|Annual Stamp Duty is Wealth Tax on Foreign Investors|
It has been called the Millionaire's Budget due to a headline grabbing reduction in the top rate of income tax from 50% to 45% (from 6 April 2013). As widely predicted, however, it is not all good news for wealthy international clients, especially in relation to tax on UK properties.
Four changes (or consultations on changes) of particular relevance to international clients were announced:
• With immediate effect, Stamp Duty Land Tax on the purchase of residential properties worth more than £2 million rises from 5% to 7%.

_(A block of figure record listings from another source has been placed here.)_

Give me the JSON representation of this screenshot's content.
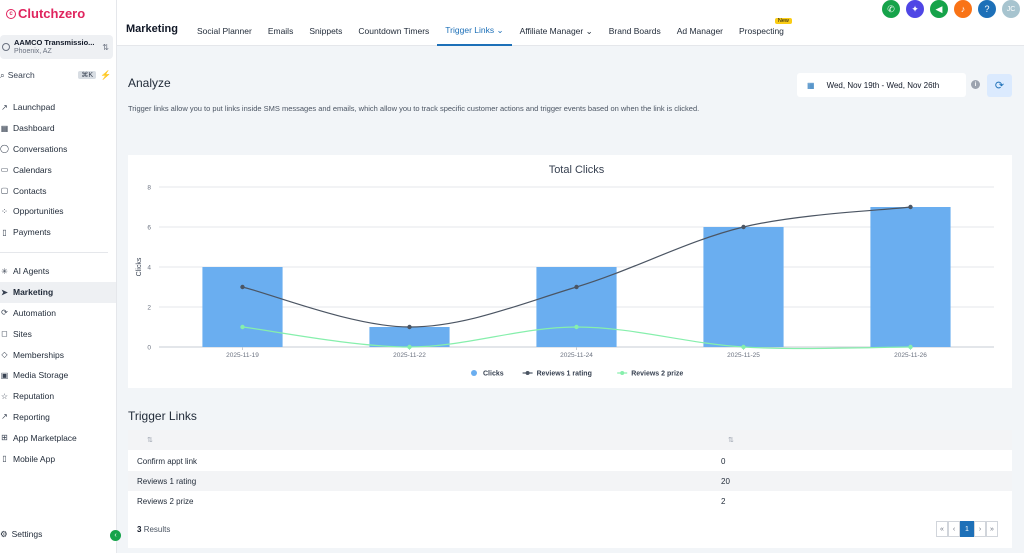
{
  "sidebar": {
    "logo": "Clutchzero",
    "location": {
      "name": "AAMCO Transmissio...",
      "city": "Phoenix, AZ"
    },
    "search": {
      "label": "Search",
      "shortcut": "⌘K"
    },
    "nav_top": [
      {
        "label": "Launchpad",
        "icon": "rocket-icon"
      },
      {
        "label": "Dashboard",
        "icon": "dashboard-icon"
      },
      {
        "label": "Conversations",
        "icon": "chat-icon"
      },
      {
        "label": "Calendars",
        "icon": "calendar-icon"
      },
      {
        "label": "Contacts",
        "icon": "contacts-icon"
      },
      {
        "label": "Opportunities",
        "icon": "opportunities-icon"
      },
      {
        "label": "Payments",
        "icon": "payments-icon"
      }
    ],
    "nav_bottom": [
      {
        "label": "AI Agents",
        "icon": "ai-icon"
      },
      {
        "label": "Marketing",
        "icon": "send-icon"
      },
      {
        "label": "Automation",
        "icon": "automation-icon"
      },
      {
        "label": "Sites",
        "icon": "sites-icon"
      },
      {
        "label": "Memberships",
        "icon": "memberships-icon"
      },
      {
        "label": "Media Storage",
        "icon": "media-icon"
      },
      {
        "label": "Reputation",
        "icon": "star-icon"
      },
      {
        "label": "Reporting",
        "icon": "reporting-icon"
      },
      {
        "label": "App Marketplace",
        "icon": "apps-icon"
      },
      {
        "label": "Mobile App",
        "icon": "mobile-icon"
      }
    ],
    "settings": "Settings"
  },
  "header": {
    "title": "Marketing",
    "tabs": [
      {
        "label": "Social Planner"
      },
      {
        "label": "Emails"
      },
      {
        "label": "Snippets"
      },
      {
        "label": "Countdown Timers"
      },
      {
        "label": "Trigger Links ⌄"
      },
      {
        "label": "Affiliate Manager ⌄"
      },
      {
        "label": "Brand Boards"
      },
      {
        "label": "Ad Manager"
      },
      {
        "label": "Prospecting"
      }
    ],
    "new_badge": "New",
    "avatar_initials": "JC",
    "icon_colors": [
      "#16a34a",
      "#4f46e5",
      "#16a34a",
      "#f97316",
      "#1d70b8",
      "#a7c4cf"
    ]
  },
  "analyze": {
    "title": "Analyze",
    "description": "Trigger links allow you to put links inside SMS messages and emails, which allow you to track specific customer actions and trigger events based on when the link is clicked.",
    "date_range": "Wed, Nov 19th - Wed, Nov 26th"
  },
  "chart_data": {
    "type": "bar",
    "title": "Total Clicks",
    "ylabel": "Clicks",
    "xlabel": "",
    "ylim": [
      0,
      8
    ],
    "yticks": [
      "0",
      "2",
      "4",
      "6",
      "8"
    ],
    "categories": [
      "2025-11-19",
      "2025-11-22",
      "2025-11-24",
      "2025-11-25",
      "2025-11-26"
    ],
    "series": [
      {
        "name": "Clicks",
        "kind": "bar",
        "color": "#6aaef0",
        "values": [
          4,
          1,
          4,
          6,
          7
        ]
      },
      {
        "name": "Reviews 1 rating",
        "kind": "line",
        "color": "#4b5563",
        "values": [
          3,
          1,
          3,
          6,
          7
        ]
      },
      {
        "name": "Reviews 2 prize",
        "kind": "line",
        "color": "#86efac",
        "values": [
          1,
          0,
          1,
          0,
          0
        ]
      }
    ],
    "legend": "bottom",
    "grid": true
  },
  "trigger_links": {
    "title": "Trigger Links",
    "rows": [
      {
        "name": "Confirm appt link",
        "clicks": "0"
      },
      {
        "name": "Reviews 1 rating",
        "clicks": "20"
      },
      {
        "name": "Reviews 2 prize",
        "clicks": "2"
      }
    ],
    "results_count": "3",
    "results_label": "Results",
    "current_page": "1"
  }
}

• Also with immediate effect, the rate of SDLT is tripled to 15% where residential properties purchased for more than £2 million are acquired by a "non-natural person". "Non-natural persons" will include companies, collective investment schemes (including unit trusts) and partnerships in which a non-natural person is a partner. It is yet to be seen whether these will include offshore trusts. We will probably know by 29 March, when the Finance Bill will be published.
• There will be a consultation on the introduction of an annual charge from April 2013 on residential properties worth more than £2 million owned by non-natural persons. The proposed rate of tax is not yet known. This would have some features of the "mansion tax" which attracted much pre-Budget publicity.
• The Government will also consult on the introduction, from April 2013, of capital gains tax on residential properties owned by non-natural persons. No further details of this charge have been given, but this could be a significant change in the UK tax implications of non-resident entities holding UK properties. It is not clear yet if it will include residential properties held as an investment.
It is less common these days for a residential property used as someone’s main home to be held by a company (because of the income tax charges that will arise if the occupier is treated as a shadow director of the company and the loss of the main residence CGT exemption). However, non-residents often hold UK property via an offshore company, so their position will need to be considered carefully.
The opinions expressed do not constitute investment advice and specialist advice should be sought about your specific circumstances.